Throwing Exceptions with Natural Mocks™
When you want to test how your class behaves when an exception is
thrown, you can mock an exception when a mocked method is called. In
the following example, an exception is thrown when the mocked
statement is called.
Example - Throwing Exceptions
Let's assume you want to test how IsAuthenticated, from the First Mock topic example, behaves when the Log method throws an exception. Here is how you do it by changing our code at position 2 .
// C#
[Test] public void Authenticated ()
{
Authentication authenticator = new Authentication();
// set up our expectations for 2 Log calls in IsAuthenticated
1 using (RecordExpectations recorder = RecorderManager.StartRecording())
{
// CAUTION: ALL calls here are mocked!!!
2 Logger.Log(Logger.NORMAL,"Entering Authentication")

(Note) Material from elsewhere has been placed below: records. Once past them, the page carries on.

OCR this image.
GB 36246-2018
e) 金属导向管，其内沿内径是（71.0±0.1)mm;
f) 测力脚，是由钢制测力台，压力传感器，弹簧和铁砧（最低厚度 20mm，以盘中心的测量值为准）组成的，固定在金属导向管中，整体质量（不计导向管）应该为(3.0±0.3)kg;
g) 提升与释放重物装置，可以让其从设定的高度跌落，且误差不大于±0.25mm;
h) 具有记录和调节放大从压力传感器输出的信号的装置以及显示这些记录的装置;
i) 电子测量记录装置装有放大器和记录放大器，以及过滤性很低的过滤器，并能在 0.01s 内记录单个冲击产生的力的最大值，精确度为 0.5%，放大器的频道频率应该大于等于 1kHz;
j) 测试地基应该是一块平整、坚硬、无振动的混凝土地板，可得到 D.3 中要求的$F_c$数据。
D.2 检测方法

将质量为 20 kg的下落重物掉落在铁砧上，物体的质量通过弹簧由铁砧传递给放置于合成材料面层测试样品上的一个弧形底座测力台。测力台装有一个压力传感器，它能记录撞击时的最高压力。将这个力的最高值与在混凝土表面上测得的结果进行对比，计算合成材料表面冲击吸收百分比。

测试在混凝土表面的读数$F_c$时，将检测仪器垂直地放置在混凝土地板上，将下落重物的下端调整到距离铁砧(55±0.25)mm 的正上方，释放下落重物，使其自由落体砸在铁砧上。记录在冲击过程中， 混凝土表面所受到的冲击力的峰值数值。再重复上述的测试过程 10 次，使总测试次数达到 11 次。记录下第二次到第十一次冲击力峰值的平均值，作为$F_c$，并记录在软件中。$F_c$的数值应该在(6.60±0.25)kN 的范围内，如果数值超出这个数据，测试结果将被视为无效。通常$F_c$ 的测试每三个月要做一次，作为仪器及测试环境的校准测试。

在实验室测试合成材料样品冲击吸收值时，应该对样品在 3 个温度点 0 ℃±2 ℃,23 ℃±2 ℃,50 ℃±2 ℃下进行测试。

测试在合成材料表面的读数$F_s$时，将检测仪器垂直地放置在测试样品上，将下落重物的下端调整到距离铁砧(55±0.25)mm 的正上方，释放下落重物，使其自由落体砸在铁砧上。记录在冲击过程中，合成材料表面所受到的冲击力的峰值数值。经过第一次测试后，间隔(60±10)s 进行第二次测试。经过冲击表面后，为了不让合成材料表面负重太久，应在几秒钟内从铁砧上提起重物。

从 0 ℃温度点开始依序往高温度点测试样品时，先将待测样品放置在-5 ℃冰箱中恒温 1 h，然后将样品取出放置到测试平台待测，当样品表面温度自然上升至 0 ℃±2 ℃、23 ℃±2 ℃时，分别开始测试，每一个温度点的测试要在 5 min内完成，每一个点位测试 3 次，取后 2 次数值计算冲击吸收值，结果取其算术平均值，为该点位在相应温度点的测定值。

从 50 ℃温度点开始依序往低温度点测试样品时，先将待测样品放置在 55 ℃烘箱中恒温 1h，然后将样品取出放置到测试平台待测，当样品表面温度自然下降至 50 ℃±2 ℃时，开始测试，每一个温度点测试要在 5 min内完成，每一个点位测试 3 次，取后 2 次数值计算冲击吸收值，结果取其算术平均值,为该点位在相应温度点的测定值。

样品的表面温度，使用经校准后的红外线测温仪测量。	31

recorder.Throw(new Exception());
// Here is another way to mock throwing exceptions
recorder.ExpectAndThrow(Logger.Log(Logger.NORMAL,"Entering Authentication"),new Exception());
}
authenticator.IsAuthenticated("user","password");
}
' Visual Basic
<Test()>
Public Sub Authenticated ()
Dim authenticator
As Authentication =
new Authentication
' For .NET 2.0 (.NET 1.1 Syntax)
' set up our expectations for 2 Log calls in IsAuthenticated
1 Using recorder
As New RecordExpectations
' CAUTION: ALL calls here are mocked!!!
2 Logger.Log(Logger.NORMAL,"Entering Authentication")
recorder.
Throw (
New Exception);
' Here is another way to mock throwing exceptions
recorder.
ExpectAndThrow (
Logger.Log(Logger.NORMAL,"Entering Authentication"),
New Exception)
End Using
' Thats it folks
authenticator.IsAuthenticated("user","password")
End Sub
In this example, Logger.Log will always throw an exception when called.